By law and executive order, all federal agencies are required to assess whether a proposal’s adverse effects fall disproportionately on minority communities.
The San Jacinto proposal would shift chemical shipments that now move on Union Pacific tracks, along Texas 146 and Texas 225, onto the new line and onto burdened East End tracks that wend past Milby and Chavez high schools, plus a slew of elementaries.
The East End, although gentrifying, still consists largely of modest, Hispanic neighborhoods.
Burlington and the chemical companies say the new line is needed to break a shipping monopoly enjoyed by Union Pacific in the Bayport Industrial District. The plants claim the railroad is gouging them.
The chemical companies in the partnership are Lynondell, Equistar Chemicals LP, Basell USA and Atofina Petrochemicals.
A coalition of political and neighborhood leaders from the East End and Clear Lake City is strenuously opposing the new line. The Houston City Council last year passed a resolution condemning the plan, as have South Houston officials, whose city is bisected by the route.
According to the analysis by Blackburn’s team of environmental lawyers, a map used to back up the consortium’s proposal identified census tracts as being either more than 50 percent white or less than 50 percent white.
But the seven major 2000 Census categories were white, black, American Indian, Asian, Pacific Islander, other and multiracial. Once classified in one of these seven categories, people also could identify themselves as Hispanic.
When Blackburn’s team shaded the map to include everyone who called themselves Hispanics, large areas along the proposed route went from white to minority.
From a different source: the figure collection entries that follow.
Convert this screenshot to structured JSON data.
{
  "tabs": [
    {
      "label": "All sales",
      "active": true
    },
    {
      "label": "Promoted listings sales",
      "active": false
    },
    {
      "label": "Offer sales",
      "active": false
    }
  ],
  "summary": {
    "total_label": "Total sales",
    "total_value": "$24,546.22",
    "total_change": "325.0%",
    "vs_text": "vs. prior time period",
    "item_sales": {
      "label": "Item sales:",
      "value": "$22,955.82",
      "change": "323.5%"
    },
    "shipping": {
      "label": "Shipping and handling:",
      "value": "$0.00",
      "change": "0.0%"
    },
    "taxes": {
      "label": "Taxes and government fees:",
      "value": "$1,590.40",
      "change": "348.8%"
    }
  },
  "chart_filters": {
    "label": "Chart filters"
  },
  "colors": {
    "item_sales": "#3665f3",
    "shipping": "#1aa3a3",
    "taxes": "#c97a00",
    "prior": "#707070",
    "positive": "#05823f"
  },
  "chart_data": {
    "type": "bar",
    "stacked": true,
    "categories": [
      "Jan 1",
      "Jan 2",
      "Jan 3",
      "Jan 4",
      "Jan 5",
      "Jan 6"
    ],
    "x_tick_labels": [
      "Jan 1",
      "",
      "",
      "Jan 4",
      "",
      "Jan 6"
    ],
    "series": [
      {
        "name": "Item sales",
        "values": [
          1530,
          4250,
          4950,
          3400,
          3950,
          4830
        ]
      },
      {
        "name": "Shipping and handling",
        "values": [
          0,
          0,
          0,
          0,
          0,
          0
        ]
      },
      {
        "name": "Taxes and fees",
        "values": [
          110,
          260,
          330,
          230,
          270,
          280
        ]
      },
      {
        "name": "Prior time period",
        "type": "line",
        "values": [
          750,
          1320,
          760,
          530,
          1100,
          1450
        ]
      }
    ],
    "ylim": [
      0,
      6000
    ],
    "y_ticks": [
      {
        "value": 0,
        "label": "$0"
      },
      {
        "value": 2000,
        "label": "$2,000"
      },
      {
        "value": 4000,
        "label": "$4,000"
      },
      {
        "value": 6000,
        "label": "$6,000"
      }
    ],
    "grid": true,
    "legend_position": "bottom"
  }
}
The consortium apparently provided the incorrect map to the Surface Transportation Board, but Blackburn says the board was responsible for ensuring it was correct.
“It’s inaccurate, and anybody who knows what they are doing has to know that it’s inaccurate,” he said. “I’m left with the impression that it has been intentionally prepared incorrectly.
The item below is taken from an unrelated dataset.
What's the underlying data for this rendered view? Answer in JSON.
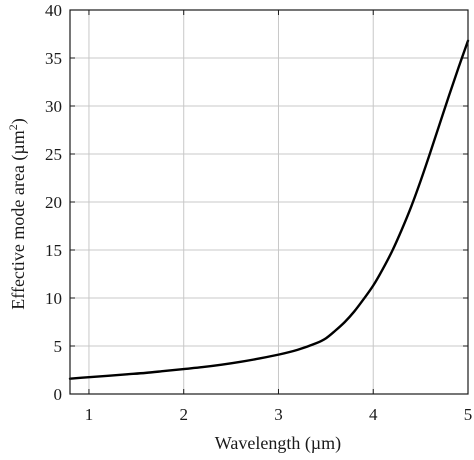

“This isn’t a mistake. This is a deliberate effort to conceal something.”
According to Blackburn’s analysis, 71 percent of the residents within a quarter-mile of the proposed operating route are Hispanic and 32 percent are children.
In all, Blackburn says, 27,825 Hispanics — or 90 percent of the people who live within a quarter-mile of the route — were counted as white in the racial data the consortium provided. He says 11,120 residents within that distance of the line are children.
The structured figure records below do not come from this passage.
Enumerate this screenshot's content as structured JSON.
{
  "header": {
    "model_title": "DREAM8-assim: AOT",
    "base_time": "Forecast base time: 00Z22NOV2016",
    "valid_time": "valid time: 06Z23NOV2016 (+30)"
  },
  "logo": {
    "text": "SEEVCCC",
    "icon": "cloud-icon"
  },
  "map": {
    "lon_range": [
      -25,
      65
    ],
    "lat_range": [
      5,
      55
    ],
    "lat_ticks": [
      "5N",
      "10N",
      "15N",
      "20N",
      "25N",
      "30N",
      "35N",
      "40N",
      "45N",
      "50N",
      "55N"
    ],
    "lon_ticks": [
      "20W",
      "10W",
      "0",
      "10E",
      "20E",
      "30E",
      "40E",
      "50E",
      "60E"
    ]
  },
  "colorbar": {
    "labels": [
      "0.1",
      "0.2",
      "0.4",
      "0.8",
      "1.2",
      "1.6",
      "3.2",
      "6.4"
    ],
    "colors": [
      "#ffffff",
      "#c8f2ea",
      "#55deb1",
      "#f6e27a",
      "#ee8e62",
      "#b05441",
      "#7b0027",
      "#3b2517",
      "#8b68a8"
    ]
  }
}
In addition to accusing the consortium of fraud, Blackburn says the Surface Transportation Board, which drafted the preliminary environmental impact statement, either was inept or flagrantly disregarded the facts.
Nancy Beiter, an attorney with the board in Washington, D.C., said the board could not comment on specific issues regarding the statement.
“But when we have problems with a draft environmental statement, we deal with it,” Beiter said. “That’s why there’s a draft. The final statement will be different from the draft.”
A public hearing on the statement is scheduled for 7 to 9 p.m. Tuesday at the Pasadena Convention Center, 7902 Fairmont Parkway. A second hearing will be 7 to 9 p.m. Wednesday at Cesar E. Chavez High School, 8501 Howard in Houston.
Blackburn, who is in the midst of presenting his findings to Houston City Council members and other elected officials, plans to present his findings at both hearings.